Unlike in Inferno and Paradiso, the geography and mechanisms of Purgatorio are Dante’s inventions. Black draws a fascinating parallel between Dante’s concept of allegory, as expressed in his treatise Convivio (1304–7), and the ways in which psychoanalysts read the images and symbols through which the unconscious communicates with the consciousness. Black describes the allegorical pattern of Purgatorio – the climbing of the mountain, punishments tailored to sins, the reshaping of the self – as Dante’s projection of his struggle to understand his own failings and overcome his self-resentment. This is a bold claim that rests on inferences about Dante’s unconscious motives. His descriptions of passing through the rivers of Lethe and Eunoè, forgetting sin and remembering his better self, are potent dramatisations of mental renewal – but could reuniting with Beatrice really revive Dante’s repressed grief for another woman, his long-dead mother? Black believes so, finding clues in Dante’s description of their meeting and Beatrice’s rebuke of his wavering faith in her (Canto XXX). Dante’s awe at seeing her turns to shame – he cannot even look at his own reflection in the water – just as a psychoanalyst would expect, if Dante were carrying unresolved trauma connected to love for women.
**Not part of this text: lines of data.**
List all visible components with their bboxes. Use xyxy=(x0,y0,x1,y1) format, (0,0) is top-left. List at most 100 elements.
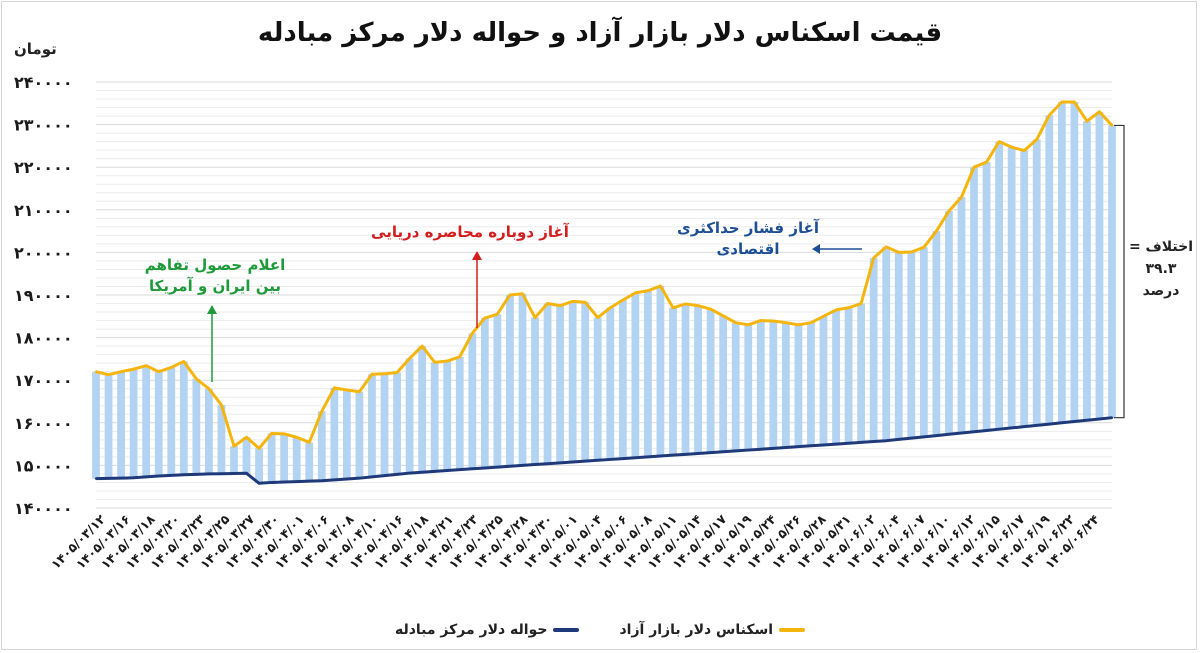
annotation-agreement-line1: اعلام حصول تفاهم xyxy=(144,256,286,274)
fill-bar xyxy=(518,293,527,466)
data-point-free-market xyxy=(634,291,637,295)
fill-bar xyxy=(556,305,564,463)
chart-legend: اسکناس دلار بازار آزاد حواله دلار مرکز م… xyxy=(0,622,1200,638)
data-point-free-market xyxy=(345,388,349,392)
data-point-exchange-center xyxy=(458,468,461,471)
data-point-free-market xyxy=(1035,138,1038,141)
data-point-free-market xyxy=(533,316,537,319)
data-point-exchange-center xyxy=(533,463,537,466)
data-point-free-market xyxy=(1022,149,1026,152)
fill-bar xyxy=(957,197,966,434)
data-point-exchange-center xyxy=(709,451,712,454)
data-point-exchange-center xyxy=(558,461,562,465)
data-point-free-market xyxy=(508,293,512,297)
difference-value: ۳۹.۳ xyxy=(1145,261,1177,277)
data-point-exchange-center xyxy=(583,459,587,463)
annotation-max-pressure-line2: اقتصادی xyxy=(716,240,780,258)
fill-bar xyxy=(982,162,991,431)
data-point-exchange-center xyxy=(232,472,236,475)
data-point-free-market xyxy=(583,301,587,304)
data-point-free-market xyxy=(1010,145,1013,149)
fill-bar xyxy=(292,437,301,482)
data-point-exchange-center xyxy=(784,446,788,449)
data-point-exchange-center xyxy=(245,472,248,475)
data-point-exchange-center xyxy=(320,479,323,482)
data-point-exchange-center xyxy=(834,442,838,446)
fill-bar xyxy=(756,320,765,450)
data-point-exchange-center xyxy=(308,479,311,483)
data-point-exchange-center xyxy=(132,476,135,479)
data-point-exchange-center xyxy=(433,470,436,473)
data-point-exchange-center xyxy=(872,440,875,443)
data-point-exchange-center xyxy=(220,472,223,475)
data-point-exchange-center xyxy=(1110,416,1114,419)
data-point-free-market xyxy=(458,355,461,358)
data-point-exchange-center xyxy=(395,473,399,476)
data-point-free-market xyxy=(483,316,487,320)
y-tick-label: ۲۰۰۰۰۰ xyxy=(14,243,73,262)
fill-bar xyxy=(317,411,326,481)
data-point-free-market xyxy=(960,195,963,199)
data-point-exchange-center xyxy=(609,458,612,461)
annotation-agreement-line2: بین ایران و آمریکا xyxy=(148,277,282,295)
data-point-free-market xyxy=(822,315,825,318)
data-point-exchange-center xyxy=(997,427,1001,431)
data-point-exchange-center xyxy=(621,457,625,460)
data-point-free-market xyxy=(420,344,424,348)
fill-bar xyxy=(882,246,891,441)
data-point-free-market xyxy=(195,377,198,381)
data-point-exchange-center xyxy=(483,466,487,470)
fill-bar xyxy=(1045,115,1054,425)
fill-bar xyxy=(794,324,803,447)
data-point-exchange-center xyxy=(333,478,336,482)
data-point-exchange-center xyxy=(747,448,750,452)
data-point-free-market xyxy=(1085,119,1089,123)
fill-bar xyxy=(606,307,615,460)
data-point-exchange-center xyxy=(797,445,800,448)
fill-bar xyxy=(857,303,866,443)
data-point-free-market xyxy=(270,432,273,435)
fill-bar xyxy=(104,374,113,479)
fill-bar xyxy=(142,365,151,477)
data-point-free-market xyxy=(383,372,386,376)
data-point-free-market xyxy=(935,229,938,233)
data-point-free-market xyxy=(659,284,662,288)
data-point-exchange-center xyxy=(684,453,687,456)
fill-bar xyxy=(644,290,652,457)
data-point-exchange-center xyxy=(910,436,913,440)
data-point-free-market xyxy=(220,403,223,407)
data-point-free-market xyxy=(734,321,737,324)
data-point-exchange-center xyxy=(772,447,775,450)
data-point-exchange-center xyxy=(119,476,123,480)
fill-bar xyxy=(807,322,815,446)
y-axis-unit-label: تومان xyxy=(14,40,57,58)
fill-bar xyxy=(267,433,276,483)
fill-bar xyxy=(405,358,414,474)
annotation-max-pressure-line1: آغاز فشار حداکثری xyxy=(677,219,819,237)
data-point-free-market xyxy=(684,302,687,306)
data-point-free-market xyxy=(182,360,186,363)
data-point-free-market xyxy=(1098,110,1101,114)
data-point-exchange-center xyxy=(170,474,173,477)
data-point-free-market xyxy=(94,370,98,373)
data-point-free-market xyxy=(333,386,336,390)
fill-bar xyxy=(593,317,602,461)
fill-bar xyxy=(669,307,677,456)
fill-bar xyxy=(919,247,928,437)
data-point-free-market xyxy=(621,298,625,302)
data-point-free-market xyxy=(834,308,838,312)
data-point-free-market xyxy=(922,246,926,249)
data-point-free-market xyxy=(1073,100,1076,104)
data-point-exchange-center xyxy=(960,431,963,435)
fill-bar xyxy=(1095,111,1104,419)
fill-bar xyxy=(468,333,477,469)
fill-bar xyxy=(618,300,627,459)
data-point-free-market xyxy=(596,316,599,319)
data-point-exchange-center xyxy=(508,465,512,468)
fill-bar xyxy=(1070,102,1079,422)
fill-bar xyxy=(769,320,778,449)
data-point-free-market xyxy=(144,364,148,367)
data-point-exchange-center xyxy=(922,435,926,439)
fill-bar xyxy=(681,303,690,455)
Whether or not we agree fully with this speculation, Black’s approach is humane and is derived in good faith from evidence in the text. In turn, Black elucidates the text wonderfully. His opening and closing essays, and his notes at the end of each Canto, are as energetic as they are thorough. More than a glossary of medieval ideas, Black’s commentary integrates each explanation into the structure and development of Dante’s psychological drama.

Interpreting the Purgatorio is only half of Black’s task. A translator must keep faith not only with the meaning but also the experience of the text. Black has opted for a verse translation, wisely refraining from rhyme but employing a loose and unobtrusive pentameter and keeping Dante’s tercet, a design that maintains momentum strongly. Black’s rule was to stay ‘as close as possible to the movement of Dante’s thought’, rather than seek pedantic parallel meanings. More than pace or rhythm, ‘movement’ here means drive, agility, immediacy of detail, and, most importantly, an impression of restless mental activity. Each line and tercet of Black’s verse is calculated to match Dante’s in conveying the cascade and interlacing of thoughts, through and around the narrative. Black has a gift for condensed and aphoristic single lines – ‘that noble shoot that sprang from humble grass’ (Canto XIV), ‘you gather darkness from the light itself!’ (Canto XV) – and his immense labour appears, in most places, effortless. Even the passages of theological or moral discourse skip along, thanks to a deft use of monosyllables. Unfortunately, the focus on ‘texture and movement’ creates some results that upset tone and register. Black acknowledges the influence of J.D. Sinclair’s biblically inflected prose translation (OUP, 1939–46) on his approach to passages of dramatic weight and moral gravity, but frequently, and inconsistently, for the sake of metre, he resorts to contractions – ‘it’s,’ ‘you’re,’ ‘can’t’, and the like – which sound awkward when spoken by solemn characters. Black also undercuts himself through the grating use of modern slang. Early on, Dante and Virgil search for a ‘doable’ path up the mountain, and in the next Canto the lethargic Belacqua scoffs, ‘OK, you climb, if you’re so energetic!’ In compensation, Black translates some of Dante’s most decisive scenes superbly. Dante’s reunion with Beatrice is as tense and poignant as it should be, and Dante’s speech about the vocation of poetry (in Canto XXIV) is as confident and straightforward in Black’s English as in Dante’s Italian, rendering the crucial phrase ‘a quel modo / ch’è ditta dentro vo significando’ as, ‘I go, / as he [Love] commands me inwardly, making meaning.’

The overall poetic quality of the translation is impressive in an edition that already does more than most to portray Dante as a thinking individual and to bring a general audience closer to him. Our contact with Dante can only be fleeting, but Black makes him as hauntingly present as the departed souls whom Dante himself glimpses. As Black puts it in Canto XXVI, ‘He vanished then in the refining fire.’